A via mais comum para infecção orbitária é por extensão dos seios etmoidais, provavelmente facilitada por essas perfurações. Igualmente aos outros ossos, a órbita é revestida pelo periósteo, que se projeta para dentro da pálpebra formando o septo orbitário [1,2,3].

O septo orbitário é uma membrana fina, composta de tecido conectivo fibroso, que se origina no periósteo da órbita e se insere nas superfícies anteriores das placas tarsais das pálpebras, formando o limite anterior do compartimento orbitário. O septo separa a pálpebra superficial das estruturas mais profundas da órbita e forma uma barreira, prevenindo, assim, que infecções e hematomas na pálpebra se estendam para a órbita.

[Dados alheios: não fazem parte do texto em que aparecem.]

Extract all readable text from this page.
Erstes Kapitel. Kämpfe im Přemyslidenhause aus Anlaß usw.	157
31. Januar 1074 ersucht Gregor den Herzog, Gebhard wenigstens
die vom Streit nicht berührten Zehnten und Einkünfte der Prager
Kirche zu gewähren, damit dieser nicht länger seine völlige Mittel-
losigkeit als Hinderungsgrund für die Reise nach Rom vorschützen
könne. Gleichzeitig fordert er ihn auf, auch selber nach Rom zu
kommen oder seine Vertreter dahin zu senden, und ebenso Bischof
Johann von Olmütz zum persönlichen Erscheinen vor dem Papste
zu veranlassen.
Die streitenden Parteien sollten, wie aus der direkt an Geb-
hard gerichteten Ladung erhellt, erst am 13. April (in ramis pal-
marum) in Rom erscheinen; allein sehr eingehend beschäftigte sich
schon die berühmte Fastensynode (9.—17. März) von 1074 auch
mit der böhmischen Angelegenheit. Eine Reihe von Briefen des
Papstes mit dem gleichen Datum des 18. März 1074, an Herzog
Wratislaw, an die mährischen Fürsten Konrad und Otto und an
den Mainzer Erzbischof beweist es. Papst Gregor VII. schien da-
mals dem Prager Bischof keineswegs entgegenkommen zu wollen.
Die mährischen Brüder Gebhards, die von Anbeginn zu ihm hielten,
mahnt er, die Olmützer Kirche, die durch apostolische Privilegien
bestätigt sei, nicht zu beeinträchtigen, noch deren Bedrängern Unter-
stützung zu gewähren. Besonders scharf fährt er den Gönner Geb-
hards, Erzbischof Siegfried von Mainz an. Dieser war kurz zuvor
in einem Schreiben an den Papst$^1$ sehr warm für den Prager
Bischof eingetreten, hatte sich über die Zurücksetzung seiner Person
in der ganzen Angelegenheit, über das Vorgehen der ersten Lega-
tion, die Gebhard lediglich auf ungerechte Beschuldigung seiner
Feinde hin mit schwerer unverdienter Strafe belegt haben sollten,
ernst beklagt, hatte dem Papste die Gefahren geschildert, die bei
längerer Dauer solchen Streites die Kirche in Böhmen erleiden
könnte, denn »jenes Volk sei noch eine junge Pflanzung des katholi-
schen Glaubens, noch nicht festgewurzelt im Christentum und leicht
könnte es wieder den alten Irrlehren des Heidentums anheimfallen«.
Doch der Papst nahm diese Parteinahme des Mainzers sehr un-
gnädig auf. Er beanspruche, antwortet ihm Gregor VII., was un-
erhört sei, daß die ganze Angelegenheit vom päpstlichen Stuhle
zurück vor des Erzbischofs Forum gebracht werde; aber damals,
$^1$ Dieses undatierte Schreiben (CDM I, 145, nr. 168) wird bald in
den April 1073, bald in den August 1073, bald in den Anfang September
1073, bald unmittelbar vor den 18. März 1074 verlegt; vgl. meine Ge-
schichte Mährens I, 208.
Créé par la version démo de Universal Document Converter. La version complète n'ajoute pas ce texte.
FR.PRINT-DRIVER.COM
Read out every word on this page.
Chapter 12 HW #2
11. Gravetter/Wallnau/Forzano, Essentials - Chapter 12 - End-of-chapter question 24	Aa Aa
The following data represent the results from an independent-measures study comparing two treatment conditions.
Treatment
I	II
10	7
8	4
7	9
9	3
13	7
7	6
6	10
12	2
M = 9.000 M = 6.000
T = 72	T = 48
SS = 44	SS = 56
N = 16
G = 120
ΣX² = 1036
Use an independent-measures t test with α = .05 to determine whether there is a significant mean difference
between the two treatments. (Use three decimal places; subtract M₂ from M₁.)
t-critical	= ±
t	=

Dessa forma, possui função protetora [1,2].

 

Definição de Celulite Orbitária

A celulite orbitária (pós-septal) envolve o conteúdo da órbita, gordura e/ou músculos oculares, isto é, acomete a região posterior ao septo orbitário.

Já a celulite pré-septal (periorbitária) é a infecção dos tecidos moles anteriores ao septo orbitário.

Nenhuma delas envolve o globo ocular. Este texto, assim como a maioria da literatura, usará o termo celulite orbitária [1,2]. 

 

Epidemiologia 

A celulite orbitária é muito mais comum em crianças pequenas do que em crianças mais velhas ou em adultos [1]. Em estudo retrospectivo, a idade média de acometimento foi de 6,8 anos, variando de 1 semana até 16 anos [4].

Há uma elevação no número de casos de celulite orbitaria no inverno, devido ao aumento na incidência de sinusite com o clima mais frio [4].

Em crianças, a celulite orbitária é duas vezes mais frequente em meninos que em meninas. Já nos adultos, não há diferença na freqüência [2,4].

 

Veja também

Celulite Pré-Septal (Periorbitária): o que é, como diagnosticar e como tratar

 

Etiopatogenia

A celulite orbitária pode ocorrer por três mecanismos distintos [2]:

  • Extensão de uma infecção adjacente, como nos seios paranasais ou em outras estruturas periorbitárias (face, globo ocular ou saco lacrimal);
  • Inoculação bacteriana direta da órbita por trauma ou cirurgia;
  • Disseminação bacteriana via hematogênica.

A celulite orbitária decorre mais frequentemente de uma complicação da rinossinusite bacteriana.  Apesar de ser um desfecho incomum das rinossinusites, em 86–98% dos casos de celulite orbitária coexiste rinossinusite [1]. No geral, o seio da face mais comumente afetado é o etmoidal, pois é separado da órbita pela lâmina papirácea, uma estrutura fina e com muitas fenestrações [2]. Os organismos penetram na órbita através dos ossos finos das paredes da órbita, dos canais venosos, forames e deiscências e podem originar abscessos. Isso pode resultar em elevação da pressão intraorbitária, levando à proptose, oftalmoplegia e quemose [2].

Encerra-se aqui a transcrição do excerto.